O projeto, que foi para sanção presidencial, estabelece ainda que o período poderá ser dividido em dois momentos, desde que pelo menos metade do tempo seja utilizado logo após o nascimento ou adoção da criança. O restante poderá ser utilizado posteriormente, dentro de um prazo máximo de até 180 dias. Além disso, o projeto prevê que o trabalhador em licença-paternidade terá garantia de emprego desde o início do afastamento até um mês após o término da licença, evitando demissões sem justa causa durante esse período.

A medida busca ampliar a participação dos pais nos primeiros dias de vida da criança e fortalecer as políticas de proteção à família e à infância. Pai condenado por violência doméstica não terá direito ao benefício.

Quem pagará o benefício?

Uma dúvida comum entre empregadores e profissionais da área contábil é sobre quem será responsável pelo pagamento da licença-paternidade ampliada.

De acordo com o projeto, o pagamento seguirá lógica semelhante à do salário-maternidade.

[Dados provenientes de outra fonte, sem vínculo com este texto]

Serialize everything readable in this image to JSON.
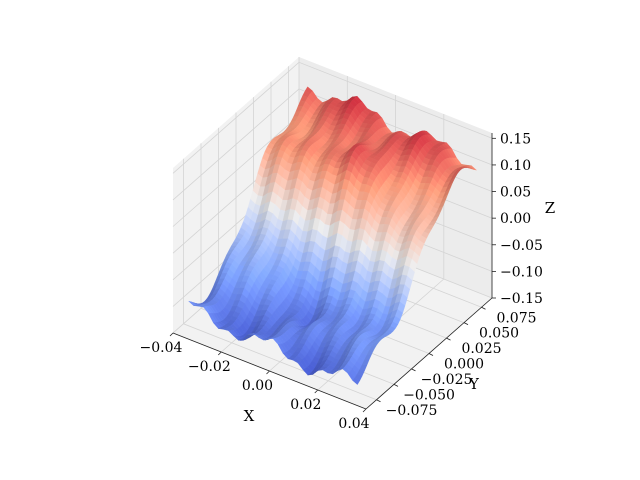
{
  "chart_data": {
    "type": "surface3d",
    "title": "",
    "xlabel": "X",
    "ylabel": "Y",
    "zlabel": "Z",
    "xlim": [
      -0.04,
      0.04
    ],
    "ylim": [
      -0.09,
      0.09
    ],
    "zlim": [
      -0.15,
      0.16
    ],
    "x_ticks": [
      -0.04,
      -0.02,
      0.0,
      0.02,
      0.04
    ],
    "x_tick_labels": [
      "−0.04",
      "−0.02",
      "0.00",
      "0.02",
      "0.04"
    ],
    "y_ticks": [
      -0.075,
      -0.05,
      -0.025,
      0.0,
      0.025,
      0.05,
      0.075
    ],
    "y_tick_labels": [
      "−0.075",
      "−0.050",
      "−0.025",
      "0.000",
      "0.025",
      "0.050",
      "0.075"
    ],
    "z_ticks": [
      -0.15,
      -0.1,
      -0.05,
      0.0,
      0.05,
      0.1,
      0.15
    ],
    "z_tick_labels": [
      "−0.15",
      "−0.10",
      "−0.05",
      "0.00",
      "0.05",
      "0.10",
      "0.15"
    ],
    "grid": true,
    "colormap": "coolwarm",
    "surface": {
      "x_range": [
        -0.035,
        0.035
      ],
      "y_range": [
        -0.085,
        0.085
      ],
      "z_range": [
        -0.15,
        0.16
      ],
      "peak": {
        "x": 0.0,
        "y": 0.0,
        "z": 0.16
      },
      "trough": {
        "x": 0.0,
        "y": 0.0,
        "z": -0.15
      }
    }
  }
}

No caso de empregados com carteira assinada, a empresa realizará o pagamento do salário durante o período da licença. Entretanto, esse valor poderá ser compensado posteriormente nas contribuições previdenciárias devidas ao INSS [DARF INSS com vencimento todo dia 20], o que significa que, na prática, o custo final é absorvido pelo sistema da Previdência Social.

Já no caso de empregados de microempreendedores individuais (MEI) ou trabalhadores avulsos, o pagamento do benefício será feito diretamente pela Previdência Social — inclusive para o próprio patrão CNPJ MEI com DAS em dia.

Esta lei ainda não está valendo, pois falta sanção presidencial. Talvez, na época da sua leitura aqui da Coluna Contador Explica, ela já esteja sancionada. Caso aprovada, o próprio texto estabelece que a lei entrará em vigor em 1º de janeiro de 2027, quando começará a primeira fase da ampliação da licença-paternidade.

Impactos para empresas e para a sociedade

Especialistas apontam que a ampliação da licença-paternidade representa um avanço nas políticas de proteção à infância e na divisão de responsabilidades familiares. A presença do pai nos primeiros dias de vida da criança contribui para o fortalecimento do vínculo familiar e para o apoio à mãe no período pós-parto. Acesse o Instagram @incompanny para ver o vídeo do Contador Explica sobre este assunto.

Do ponto de vista empresarial, a criação do salário-paternidade e a possibilidade de compensação previdenciária buscam evitar que o custo da ampliação recaia diretamente sobre as empresas.

Para profissionais da área contábil e de departamento pessoal, a eventual aprovação da nova lei exigirá atualização de procedimentos de folha de pagamento, controle de afastamentos e gestão de benefícios previdenciários.

Assim, acompanhar a tramitação do projeto é fundamental para que empresas e trabalhadores estejam preparados para as mudanças que podem entrar em vigor nos próximos anos.